The challenge, of course, is that most of the customers running this version of an operating system, which is based on technologies that are more than a decade old, are technology laggards. For reasons that range from other budget priorities to applications that the business refuses to give up, a huge portion of the Microsoft Windows Server installed base is adverse to upgrades.
Worse yet, it takes about 200 days to migrate an entire Windows Server environment, which is about as many days there are left before the deadline. And just to make matters even more interesting, there are not enough people with Windows Server migration expertise to go around.
This wouldn’t be such a dire situation if it wasn’t for that fact that end of life support for Windows Server 2003 represents a clear and present danger to a customer’s business.
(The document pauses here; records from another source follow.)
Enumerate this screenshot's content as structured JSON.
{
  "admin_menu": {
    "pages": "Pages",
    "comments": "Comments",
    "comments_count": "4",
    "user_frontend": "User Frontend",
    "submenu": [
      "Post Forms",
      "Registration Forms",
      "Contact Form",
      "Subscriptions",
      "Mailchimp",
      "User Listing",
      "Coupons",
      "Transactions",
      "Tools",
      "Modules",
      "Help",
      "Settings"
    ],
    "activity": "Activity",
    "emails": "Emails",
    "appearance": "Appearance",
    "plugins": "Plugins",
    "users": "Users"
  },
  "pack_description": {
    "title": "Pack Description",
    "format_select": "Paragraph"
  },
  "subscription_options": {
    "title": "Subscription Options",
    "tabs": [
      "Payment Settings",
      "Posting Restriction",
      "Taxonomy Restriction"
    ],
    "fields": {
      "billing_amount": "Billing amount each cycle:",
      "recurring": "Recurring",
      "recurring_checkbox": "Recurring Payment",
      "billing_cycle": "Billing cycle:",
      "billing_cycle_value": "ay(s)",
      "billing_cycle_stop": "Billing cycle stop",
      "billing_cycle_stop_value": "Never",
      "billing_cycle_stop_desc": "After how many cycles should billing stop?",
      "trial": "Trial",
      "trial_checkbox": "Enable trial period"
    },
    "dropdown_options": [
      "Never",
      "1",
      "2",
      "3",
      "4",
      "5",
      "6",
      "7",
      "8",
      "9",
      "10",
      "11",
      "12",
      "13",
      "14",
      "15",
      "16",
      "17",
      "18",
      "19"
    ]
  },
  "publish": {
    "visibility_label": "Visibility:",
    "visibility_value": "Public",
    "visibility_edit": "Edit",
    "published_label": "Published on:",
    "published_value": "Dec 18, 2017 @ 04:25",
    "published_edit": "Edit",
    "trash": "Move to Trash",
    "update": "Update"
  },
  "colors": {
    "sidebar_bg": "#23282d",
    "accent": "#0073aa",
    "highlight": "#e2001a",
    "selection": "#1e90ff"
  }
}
Microsoft (MSFT) will stop supporting Windows Server 2003 but it will continue to issue patches for its Windows Server 2008 and Windows Server 2012. Michael Tweddle, executive director for Windows management at Dell, noted that it won’t take much effort for hackers to reverse-engineer those patches to figure out what vulnerability to exploit on an unpatched instance of Windows Server 2003. As such, it’s only a matter of time before those systems get hacked.
Most of the organizations still running Windows Server 2003 probably are looking to buy some time by opting to run Windows Server 2003 as a guest operating system that runs on top of a virtual machine. The theory is the virtual machine will provide a layer of isolation for Windows Server 2003. That will work to a degree, but there’s still enough of Windows Server 2003 exposed to the outside world that will result in unpatched Windows Server 2003 systems to present a tempting target.
As is often the case in the channel, the great irony here is that while demand for Windows migration services has never been higher, there’s a general shortage of people with the skills required to do the actual job. Alan West, president and CEO of XMS Solutions, said he can’t hire enough people with Windows Server migration expertise, which only serves to limit the number of customers he can help make the migration before the July 14 deadline.
The simple fact of the matter is that many customers are not going to make that deadline, and it’s hard to see how any of this is going to turn out particularly well. Microsoft and its channel partners will, of course, make a lot of money in the first half of 2015 driving this long overdue migration. But after July 14 there most certainly still will be millions of instances of Windows Server 2003 still running, which, no matter how you look at it from an IT security perspective, doesn’t bode particularly well for anybody in the second half of 2015.